The world’s largest society for internal medicine specialists and subspecialists, ACP advances the practice of internal medicine by providing professionals with a variety of education and networking opportunities. This includes the organization’s Internal Medicine Meeting, an annual conference that provides attendees with access to hands-on sessions and presentations that keep them updated on advances in their field.
Designed for hospitalists, general internists, family physicians, residents, and subspecialists in internal medicine, the ACP Internal Medicine Meeting 2019 is scheduled for April 11-13 at the Pennsylvania Convention Center in Philadelphia. ACP will host more than 200 scientific sessions and offer attendees a maximum of 30.5 category 1 AMA credits. These credits can be used toward a professional’s maintenance of certification (MOC) or continuing medical education (CME) efforts.

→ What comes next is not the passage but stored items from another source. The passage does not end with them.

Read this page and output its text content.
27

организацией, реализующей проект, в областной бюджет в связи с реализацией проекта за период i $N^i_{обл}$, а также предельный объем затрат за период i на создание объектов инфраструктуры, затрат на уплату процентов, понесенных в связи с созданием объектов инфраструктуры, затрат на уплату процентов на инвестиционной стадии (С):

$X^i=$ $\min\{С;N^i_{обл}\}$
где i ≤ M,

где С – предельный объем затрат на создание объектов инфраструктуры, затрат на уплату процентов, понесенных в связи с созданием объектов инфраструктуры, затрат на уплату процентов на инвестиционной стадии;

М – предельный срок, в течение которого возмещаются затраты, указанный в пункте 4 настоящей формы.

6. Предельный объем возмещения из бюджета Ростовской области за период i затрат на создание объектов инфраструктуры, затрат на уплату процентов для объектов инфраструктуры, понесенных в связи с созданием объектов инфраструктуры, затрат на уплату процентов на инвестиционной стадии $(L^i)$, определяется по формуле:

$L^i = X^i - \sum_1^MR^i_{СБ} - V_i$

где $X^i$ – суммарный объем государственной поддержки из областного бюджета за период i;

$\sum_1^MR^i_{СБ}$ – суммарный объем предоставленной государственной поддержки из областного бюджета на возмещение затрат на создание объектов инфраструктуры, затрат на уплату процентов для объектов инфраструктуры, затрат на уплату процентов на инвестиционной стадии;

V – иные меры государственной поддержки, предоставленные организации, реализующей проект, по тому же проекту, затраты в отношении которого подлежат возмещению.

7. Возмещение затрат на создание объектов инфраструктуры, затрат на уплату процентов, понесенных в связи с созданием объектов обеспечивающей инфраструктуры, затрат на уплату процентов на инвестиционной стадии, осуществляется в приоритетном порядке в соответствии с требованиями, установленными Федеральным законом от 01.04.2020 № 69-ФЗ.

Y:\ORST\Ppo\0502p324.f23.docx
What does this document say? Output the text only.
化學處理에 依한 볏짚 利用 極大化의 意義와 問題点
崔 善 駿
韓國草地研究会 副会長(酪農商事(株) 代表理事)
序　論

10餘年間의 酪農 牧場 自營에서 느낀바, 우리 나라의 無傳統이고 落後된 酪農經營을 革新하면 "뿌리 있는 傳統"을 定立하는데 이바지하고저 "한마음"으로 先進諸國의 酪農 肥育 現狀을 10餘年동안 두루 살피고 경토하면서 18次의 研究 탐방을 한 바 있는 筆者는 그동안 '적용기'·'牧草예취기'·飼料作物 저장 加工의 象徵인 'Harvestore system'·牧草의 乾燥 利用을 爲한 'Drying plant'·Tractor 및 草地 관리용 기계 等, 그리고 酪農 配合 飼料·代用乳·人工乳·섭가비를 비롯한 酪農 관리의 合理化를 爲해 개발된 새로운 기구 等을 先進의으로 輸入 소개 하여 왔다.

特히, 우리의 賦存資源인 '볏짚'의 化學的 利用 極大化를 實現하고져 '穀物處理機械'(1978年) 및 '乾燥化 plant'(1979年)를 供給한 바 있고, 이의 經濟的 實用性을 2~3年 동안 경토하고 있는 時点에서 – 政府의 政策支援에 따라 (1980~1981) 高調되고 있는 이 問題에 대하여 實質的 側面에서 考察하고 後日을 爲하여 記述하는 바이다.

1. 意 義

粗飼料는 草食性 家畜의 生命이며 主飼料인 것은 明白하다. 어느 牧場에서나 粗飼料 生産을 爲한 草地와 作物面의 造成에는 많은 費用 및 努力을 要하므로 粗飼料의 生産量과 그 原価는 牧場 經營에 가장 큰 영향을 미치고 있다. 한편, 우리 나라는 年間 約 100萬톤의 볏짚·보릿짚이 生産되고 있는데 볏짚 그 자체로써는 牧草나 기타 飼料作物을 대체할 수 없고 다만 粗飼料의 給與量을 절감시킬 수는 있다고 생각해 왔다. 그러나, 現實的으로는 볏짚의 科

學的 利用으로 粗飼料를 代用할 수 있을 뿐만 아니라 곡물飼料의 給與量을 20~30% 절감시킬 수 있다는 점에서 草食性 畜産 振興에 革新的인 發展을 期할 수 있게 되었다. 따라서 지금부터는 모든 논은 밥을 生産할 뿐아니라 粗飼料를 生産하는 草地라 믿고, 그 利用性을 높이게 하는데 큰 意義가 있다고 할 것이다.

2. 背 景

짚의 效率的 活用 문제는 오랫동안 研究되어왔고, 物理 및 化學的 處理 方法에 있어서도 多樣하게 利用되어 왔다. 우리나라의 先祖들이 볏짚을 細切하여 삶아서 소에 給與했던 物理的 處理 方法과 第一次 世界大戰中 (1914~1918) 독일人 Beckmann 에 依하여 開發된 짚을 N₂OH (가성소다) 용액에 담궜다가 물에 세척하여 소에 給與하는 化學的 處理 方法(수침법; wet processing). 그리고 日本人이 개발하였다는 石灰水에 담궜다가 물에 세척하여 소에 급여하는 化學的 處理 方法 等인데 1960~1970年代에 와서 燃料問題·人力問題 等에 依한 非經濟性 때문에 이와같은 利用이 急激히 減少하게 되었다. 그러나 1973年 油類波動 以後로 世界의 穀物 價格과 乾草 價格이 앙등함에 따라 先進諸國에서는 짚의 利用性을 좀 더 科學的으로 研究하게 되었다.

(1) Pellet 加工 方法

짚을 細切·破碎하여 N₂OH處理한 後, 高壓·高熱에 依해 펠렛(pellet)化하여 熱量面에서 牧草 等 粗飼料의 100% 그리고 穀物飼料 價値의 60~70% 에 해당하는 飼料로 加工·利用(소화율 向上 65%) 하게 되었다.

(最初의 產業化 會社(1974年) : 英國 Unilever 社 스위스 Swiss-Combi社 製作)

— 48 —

Hematologist and oncologist Dr. Kenneth D. Nahum practices with Regional Cancer Care Associates (RCCA) in New Jersey. Possessing more than 30 years of experience in medicine, Dr. Kenneth D. Nahum has treated thousands of patients and studied new treatment options for metastatic cancers.
Metastasis refers to cancer that has spread from one organ to other parts of the body. This occurs when cancer cells break from the original tumor and move through the lymph system or bloodstream to new locations.
Most of the time, cancers of varying types metastasize to the lungs, brain, bones, and liver. However, cancer cells can grow in other areas, including the skin, adrenal gland, and muscle. The location of metastatic cancer largely affects the symptoms a patient experiences.
In certain cases, metastasis is not accompanied by any symptoms. Because of this, the condition can be difficult to diagnose if patients do not have a follow-up care plan.
For more than three decades, Dr. Kenneth D. Nahum has treated patients with blood disorders and cancer as a hematologist-oncologist. Practicing at Regional Cancer Care Associates, Dr. Kenneth D. Nahum has cared for thousands of patients over the years, in addition to undertaking clinical research on such conditions as multiple myeloma.
A type of blood cancer, multiple myeloma causes the body to release too much protein, which builds up and eventually damages the organs. Although scientists have not identified a specific cause, they have linked the condition to the presence of an abnormal plasma cell in the bone marrow. This abnormal cell rapidly multiplies and overwhelms healthy cell production, pushing healthy cells out of the bone marrow and leaving a high number of multiple myeloma cells.
This abnormal cell may be the result of either a mutation in the oncogenes, a part of the DNA that contains instructions for how to grow and divide cells, or an abnormality in the chromosomes. Several studies have revealed that people with multiple myeloma are missing parts of the 17th chromosome in their DNA, while others have found that people with the condition have one chromosome switched with another.
A practicing partner of Regional Cancer Care Associates, Dr. Kenneth D. Nahum, DO, has over 30 years of experience treating cancer patients in New Jersey and surrounding areas.